出自と生涯
- 汪藻、字は彦章。饒州徳興の人。幼くして聡明で太学に入り、進士に及第。婺州観察推官・宣州教授・江西提挙学事司幹当公事を歴任。
- 徽宗の「君臣慶会閣」詩の唱和で汪藻の作のみが評価され、当時「江左二宝(胡伸・汪藻)」と称された。九域図志所編修官・著作佐郎などを経たが、王黼と不仲で宣州通判・江州太平観提点となり、8年間登用されなかった。
- 欽宗即位後、屯田員外郎・太常少卿・起居舎人を歴任。高宗即位後、中書舎人に召され揚州で多くの上奏をしたが宰相黄潜善に憎まれ、集英殿修撰・太平観提挙に落とされた。

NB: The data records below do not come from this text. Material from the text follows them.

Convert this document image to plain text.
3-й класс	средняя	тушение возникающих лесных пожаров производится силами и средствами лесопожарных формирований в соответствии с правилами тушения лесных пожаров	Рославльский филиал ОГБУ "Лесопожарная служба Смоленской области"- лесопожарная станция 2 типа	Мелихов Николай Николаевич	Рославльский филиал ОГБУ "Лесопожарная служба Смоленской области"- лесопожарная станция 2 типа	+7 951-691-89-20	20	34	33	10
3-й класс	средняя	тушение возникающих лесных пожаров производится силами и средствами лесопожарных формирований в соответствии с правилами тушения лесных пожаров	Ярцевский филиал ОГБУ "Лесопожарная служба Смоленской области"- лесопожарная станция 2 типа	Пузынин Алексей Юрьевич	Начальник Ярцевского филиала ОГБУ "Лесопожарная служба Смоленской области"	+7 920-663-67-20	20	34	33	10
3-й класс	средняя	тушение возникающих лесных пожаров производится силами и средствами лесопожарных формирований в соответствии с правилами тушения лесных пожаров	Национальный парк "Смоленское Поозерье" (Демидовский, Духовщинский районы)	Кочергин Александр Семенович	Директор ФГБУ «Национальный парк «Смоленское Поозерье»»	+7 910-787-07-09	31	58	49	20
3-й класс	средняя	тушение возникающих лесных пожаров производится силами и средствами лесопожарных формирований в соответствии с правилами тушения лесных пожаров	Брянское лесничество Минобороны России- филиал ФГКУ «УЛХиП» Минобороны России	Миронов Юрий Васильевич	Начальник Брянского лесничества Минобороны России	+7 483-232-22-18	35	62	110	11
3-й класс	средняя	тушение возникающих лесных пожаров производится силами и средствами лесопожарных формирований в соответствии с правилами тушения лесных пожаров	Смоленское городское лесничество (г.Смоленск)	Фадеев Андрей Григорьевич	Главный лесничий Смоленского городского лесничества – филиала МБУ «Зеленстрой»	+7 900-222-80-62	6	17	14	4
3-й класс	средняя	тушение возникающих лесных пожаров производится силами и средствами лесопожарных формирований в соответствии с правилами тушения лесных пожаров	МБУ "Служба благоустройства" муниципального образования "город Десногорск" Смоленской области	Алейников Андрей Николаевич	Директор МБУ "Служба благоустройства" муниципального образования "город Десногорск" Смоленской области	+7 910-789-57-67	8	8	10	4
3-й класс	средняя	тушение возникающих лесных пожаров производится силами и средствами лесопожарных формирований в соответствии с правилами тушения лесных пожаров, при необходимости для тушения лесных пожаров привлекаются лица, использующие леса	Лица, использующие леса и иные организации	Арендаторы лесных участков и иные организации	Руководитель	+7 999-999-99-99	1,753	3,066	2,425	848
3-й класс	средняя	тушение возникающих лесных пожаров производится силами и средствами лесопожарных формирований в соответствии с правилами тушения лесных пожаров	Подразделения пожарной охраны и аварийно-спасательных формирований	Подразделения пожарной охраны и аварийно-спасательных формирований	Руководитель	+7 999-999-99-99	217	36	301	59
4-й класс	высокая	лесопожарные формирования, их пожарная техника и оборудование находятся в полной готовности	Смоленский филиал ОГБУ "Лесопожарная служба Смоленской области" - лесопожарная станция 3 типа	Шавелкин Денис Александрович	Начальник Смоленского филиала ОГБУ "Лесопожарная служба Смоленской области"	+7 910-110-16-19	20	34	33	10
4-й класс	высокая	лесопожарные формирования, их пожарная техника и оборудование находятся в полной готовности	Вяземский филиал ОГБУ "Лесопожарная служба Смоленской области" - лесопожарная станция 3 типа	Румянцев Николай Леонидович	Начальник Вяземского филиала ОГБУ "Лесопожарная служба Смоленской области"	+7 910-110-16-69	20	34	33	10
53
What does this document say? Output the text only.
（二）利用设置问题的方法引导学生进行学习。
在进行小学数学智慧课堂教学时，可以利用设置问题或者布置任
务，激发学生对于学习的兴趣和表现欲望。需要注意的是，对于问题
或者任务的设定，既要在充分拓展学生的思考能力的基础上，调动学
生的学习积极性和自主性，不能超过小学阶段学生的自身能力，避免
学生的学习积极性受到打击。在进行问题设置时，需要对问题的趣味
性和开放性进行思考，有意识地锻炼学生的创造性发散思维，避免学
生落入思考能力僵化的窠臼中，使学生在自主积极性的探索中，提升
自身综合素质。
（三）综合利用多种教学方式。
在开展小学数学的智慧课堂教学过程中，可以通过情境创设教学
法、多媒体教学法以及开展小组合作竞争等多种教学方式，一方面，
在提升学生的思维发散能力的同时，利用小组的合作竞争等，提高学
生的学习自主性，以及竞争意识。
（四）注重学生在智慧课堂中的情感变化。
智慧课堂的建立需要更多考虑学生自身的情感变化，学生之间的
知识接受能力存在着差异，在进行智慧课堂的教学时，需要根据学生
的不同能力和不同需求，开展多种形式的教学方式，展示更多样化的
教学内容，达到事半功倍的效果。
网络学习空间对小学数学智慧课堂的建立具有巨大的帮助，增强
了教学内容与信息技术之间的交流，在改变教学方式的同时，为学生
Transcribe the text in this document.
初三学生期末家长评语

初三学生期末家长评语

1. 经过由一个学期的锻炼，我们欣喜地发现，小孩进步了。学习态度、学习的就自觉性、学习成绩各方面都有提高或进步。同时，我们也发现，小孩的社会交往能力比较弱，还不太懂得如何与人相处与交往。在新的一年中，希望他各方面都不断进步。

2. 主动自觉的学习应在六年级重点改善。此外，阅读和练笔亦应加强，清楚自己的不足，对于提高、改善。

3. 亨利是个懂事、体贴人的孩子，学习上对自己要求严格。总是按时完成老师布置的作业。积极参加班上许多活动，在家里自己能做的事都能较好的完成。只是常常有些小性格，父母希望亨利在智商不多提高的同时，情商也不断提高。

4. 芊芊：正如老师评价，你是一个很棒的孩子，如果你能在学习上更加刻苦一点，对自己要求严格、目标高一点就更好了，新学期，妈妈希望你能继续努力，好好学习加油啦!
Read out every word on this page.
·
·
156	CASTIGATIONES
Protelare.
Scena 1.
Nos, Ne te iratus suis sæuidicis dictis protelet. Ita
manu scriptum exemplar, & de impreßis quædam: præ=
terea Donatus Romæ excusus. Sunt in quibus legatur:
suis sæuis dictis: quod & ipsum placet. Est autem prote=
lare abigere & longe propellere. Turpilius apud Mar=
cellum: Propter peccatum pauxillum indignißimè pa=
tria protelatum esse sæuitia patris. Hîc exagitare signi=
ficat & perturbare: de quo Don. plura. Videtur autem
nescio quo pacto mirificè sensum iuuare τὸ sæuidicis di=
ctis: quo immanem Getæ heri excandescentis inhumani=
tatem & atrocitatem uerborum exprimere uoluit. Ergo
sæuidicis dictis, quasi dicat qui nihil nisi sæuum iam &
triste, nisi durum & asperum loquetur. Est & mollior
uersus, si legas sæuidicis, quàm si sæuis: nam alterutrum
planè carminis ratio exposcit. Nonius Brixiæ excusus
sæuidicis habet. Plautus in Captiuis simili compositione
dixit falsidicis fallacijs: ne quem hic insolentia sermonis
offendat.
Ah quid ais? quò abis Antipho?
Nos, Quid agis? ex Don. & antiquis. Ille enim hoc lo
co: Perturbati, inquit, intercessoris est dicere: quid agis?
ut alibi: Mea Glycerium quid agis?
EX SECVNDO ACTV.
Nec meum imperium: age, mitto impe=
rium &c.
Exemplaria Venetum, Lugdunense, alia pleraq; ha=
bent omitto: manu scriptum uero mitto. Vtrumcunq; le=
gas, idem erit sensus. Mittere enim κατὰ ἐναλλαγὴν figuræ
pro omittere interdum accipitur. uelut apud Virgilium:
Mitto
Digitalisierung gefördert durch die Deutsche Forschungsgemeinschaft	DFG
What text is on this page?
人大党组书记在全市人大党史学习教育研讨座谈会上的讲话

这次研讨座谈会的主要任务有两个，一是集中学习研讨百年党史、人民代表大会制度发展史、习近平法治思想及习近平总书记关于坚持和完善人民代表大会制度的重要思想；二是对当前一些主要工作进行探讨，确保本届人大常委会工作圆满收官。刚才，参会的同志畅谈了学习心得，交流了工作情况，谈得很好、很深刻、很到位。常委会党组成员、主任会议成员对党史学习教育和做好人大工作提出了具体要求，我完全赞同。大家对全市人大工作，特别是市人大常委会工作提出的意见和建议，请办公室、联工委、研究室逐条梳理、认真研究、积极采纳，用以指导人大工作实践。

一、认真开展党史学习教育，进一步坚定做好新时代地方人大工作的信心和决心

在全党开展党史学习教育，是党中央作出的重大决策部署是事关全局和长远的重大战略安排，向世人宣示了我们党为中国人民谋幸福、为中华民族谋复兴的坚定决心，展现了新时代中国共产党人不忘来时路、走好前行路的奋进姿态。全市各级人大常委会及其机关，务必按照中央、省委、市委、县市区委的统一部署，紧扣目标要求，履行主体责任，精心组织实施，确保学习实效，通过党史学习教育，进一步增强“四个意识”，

- のち再び中書舎人兼直学士院、給事中、兵部侍郎兼侍講、翰林学士。将帥の権力集中を諫める論などを行った。崇観以来の権貴への阿附による叙任を正すべきと論じた。
- 龍図閣直学士として湖州知事となり、顔真卿の忠節を顕彰するよう請願し、また日暦(国史編纂)の再興を上奏した。史館修撰として元符庚辰(1100年)以降の詔旨665巻を編纂し、進官した。
- のち蔡京・王黼の客であったことを言われて職を奪われ永州に居住、24年(1154年)に没した。秦檜死後に官職を復し、徽宗実録編纂の功により端明殿学士を贈られた。
- 30年間家を持たず博識で読書を怠らず、『春秋左氏伝』『漢書』を好んだ。子は6人(恬・恪・憺・怲・懔・憘)。